فَمَنْ يُرِدِ اللّٰهُ اَنْ يَهْدِيَهُ يَشْرَحْ صَدْرَهُ لِلْاِسْلَامِۚ وَمَنْ يُرِدْ اَنْ يُضِلَّهُ يَجْعَلْ صَدْرَهُ ضَيِّقاً حَرَجاً كَاَنَّمَا يَصَّعَّدُ فِي السَّمَٓاءِۜ كَذٰلِكَ يَجْعَلُ اللّٰهُ الرِّجْسَ عَلَى الَّذ۪ينَ لَا يُؤْمِنُونَ
Sıra | Kelime | Anlamı | Kökü |
---|---|---|---|
1 | فَمَنْ | kimi |
|
2 | يُرِدِ | isterse |
|
3 | اللَّهُ | Allah |
|
4 | أَنْ |
|
|
5 | يَهْدِيَهُ | doğru yola iletmek |
|
6 | يَشْرَحْ | açar |
|
7 | صَدْرَهُ | onun göğsünü |
|
8 | لِلْإِسْلَامِ | İslam’a |
|
9 | وَمَنْ | kimi de |
|
10 | يُرِدْ | isterse |
|
11 | أَنْ |
|
|
12 | يُضِلَّهُ | saptırmak |
|
13 | يَجْعَلْ | yapar |
|
14 | صَدْرَهُ | onun göğsünü |
|
15 | ضَيِّقًا | daralmış |
|
16 | حَرَجًا | tıkanık |
|
17 | كَأَنَّمَا | gibi |
|
18 | يَصَّعَّدُ | yükseliyor |
|
19 | فِي |
|
|
20 | السَّمَاءِ | göğe |
|
21 | كَذَٰلِكَ | işte böyle |
|
22 | يَجْعَلُ | çökertir |
|
23 | اللَّهُ | Allah |
|
24 | الرِّجْسَ | pislik (sıkıntı) |
|
25 | عَلَى | üstüne |
|
26 | الَّذِينَ | kimselerin |
|
27 | لَا |
|
|
28 | يُؤْمِنُونَ | inanmayan(ların) |
|
Bir önceki âyette bildirildiğine göre müşrikler, Allah’ın elçilerine verilenlerin benzerleri kendilerine de verilmedikçe asla inanmayacaklarını ilân etmişler, güya zâhirî bazı sebeplere dayanarak kendilerini de peygamberliğe lâyık görmüşlerdi. Bu âyet gösteriyor ki, Allah’ın evrende mutlak geçerli olan küllî kanunları insanların inanç ve amel hayatında da geçerlidir ve bütün zâhirî sebeplerin ötesinde asıl ve gerçek sebeptir. O, küllî kanunları uyarınca, birinin hidayete ulaşmasını dilerse onun gönlünü İslâm’a açar, onu sevdirir ve kabul ettirir; eğer birinin haktan uzak kalmasını istiyorsa onun da kalbine hakkı benimseyip sevmesini engelleyici bir darlık ve sıkıntı verir.

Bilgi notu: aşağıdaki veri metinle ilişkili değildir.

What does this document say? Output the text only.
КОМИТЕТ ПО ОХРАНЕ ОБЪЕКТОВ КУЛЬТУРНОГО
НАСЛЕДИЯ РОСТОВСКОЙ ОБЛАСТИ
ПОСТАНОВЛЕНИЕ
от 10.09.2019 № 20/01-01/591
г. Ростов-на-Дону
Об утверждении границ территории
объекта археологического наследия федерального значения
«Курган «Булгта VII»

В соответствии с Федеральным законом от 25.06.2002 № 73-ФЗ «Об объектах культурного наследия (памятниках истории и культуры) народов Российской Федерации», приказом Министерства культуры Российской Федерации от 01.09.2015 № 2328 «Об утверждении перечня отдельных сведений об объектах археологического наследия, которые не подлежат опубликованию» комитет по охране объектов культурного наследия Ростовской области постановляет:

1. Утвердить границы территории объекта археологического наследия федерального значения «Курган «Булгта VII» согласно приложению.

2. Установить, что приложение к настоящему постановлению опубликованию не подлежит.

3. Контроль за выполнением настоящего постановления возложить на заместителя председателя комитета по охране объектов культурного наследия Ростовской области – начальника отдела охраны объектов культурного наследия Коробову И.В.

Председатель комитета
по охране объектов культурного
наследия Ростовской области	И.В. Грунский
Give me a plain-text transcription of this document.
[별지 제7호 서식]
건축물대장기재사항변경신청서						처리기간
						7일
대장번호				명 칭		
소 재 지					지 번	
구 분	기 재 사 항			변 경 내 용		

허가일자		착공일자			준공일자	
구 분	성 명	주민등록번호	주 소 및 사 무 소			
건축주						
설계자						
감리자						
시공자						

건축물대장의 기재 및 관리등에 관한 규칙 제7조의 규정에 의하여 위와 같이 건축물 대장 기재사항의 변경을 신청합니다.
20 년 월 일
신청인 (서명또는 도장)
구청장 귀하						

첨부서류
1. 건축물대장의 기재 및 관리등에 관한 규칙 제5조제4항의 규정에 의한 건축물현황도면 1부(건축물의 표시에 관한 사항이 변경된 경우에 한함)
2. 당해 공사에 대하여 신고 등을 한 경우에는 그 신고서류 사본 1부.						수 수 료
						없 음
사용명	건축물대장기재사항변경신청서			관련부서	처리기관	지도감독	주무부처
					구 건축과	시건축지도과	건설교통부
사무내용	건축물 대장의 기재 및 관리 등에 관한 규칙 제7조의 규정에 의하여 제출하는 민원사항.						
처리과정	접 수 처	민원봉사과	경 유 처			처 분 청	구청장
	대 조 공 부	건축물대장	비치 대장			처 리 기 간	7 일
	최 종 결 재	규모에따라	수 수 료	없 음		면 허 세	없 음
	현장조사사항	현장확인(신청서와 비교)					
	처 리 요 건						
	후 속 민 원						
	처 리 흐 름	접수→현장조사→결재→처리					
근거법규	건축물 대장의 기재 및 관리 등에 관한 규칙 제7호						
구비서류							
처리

Âyette ikinci konumdaki kimselerin yaşadığı psikolojik durumun göğe doğru yükselenlerin hissettiği fizyolojik sıkıntıya benzetilmesi ilgi çekicidir. Zira bilindiği gibi, yükseğe çıkıldıkça hava basıncı düşer ve irtifaın artması oranında nefes almak da güçleşir. Böyle bir tabiat kanununun henüz bilinmediği bir dönemde Kur’an’ın bu kanunu açıkça ifade etmesi onun kesin bir mûcizesidir. Bunun kadar önemli olan diğer bir husus da menfi duyguların etkisinde kalan insanların yaşadığı psikolojik sıkıntıların ve açmazların bu âyette mükemmel bir şekilde teşhis ve veciz bir benzetmeyle tasvir edilmiş olmasıdır. Buna göre kötü niyet, kıskançlık, inatçılık, gurur ve kibir, zevk ve menfaat tutkusu gibi psikolojik âmillerin etkisine kapılan kâfirler akıllarını duygularına kurban ederler; bu tutumda ısrar ettikçe, tıpkı yükseldikçe nefes alma güçlüğü çekenler gibi, Müslümanlık ve müslümanlar karşısında giderek artan bir sıkıntı ve huzursuzluk hissederler; hak ve hidayet üzerine rahat ve sağlıklı düşünme imkânından gittikçe uzaklaşırlar; İslâm’ın anlatılması canlarını sıkar, inat ve inkârlarını arttırır, haksız davranışlara sevkeder; böylece ebedî hayat ve kurtuluş demek olan hidayete ulaşma imkânını da giderek kaybederler. Bütün bunlar, Allah’ın küllî kanunlarının zorunlu bir sonucu olarak, olumsuz duygu ve tutkularının, kötü niyetlerinin esiri olanlar için kaçınılmaz bir durumdur.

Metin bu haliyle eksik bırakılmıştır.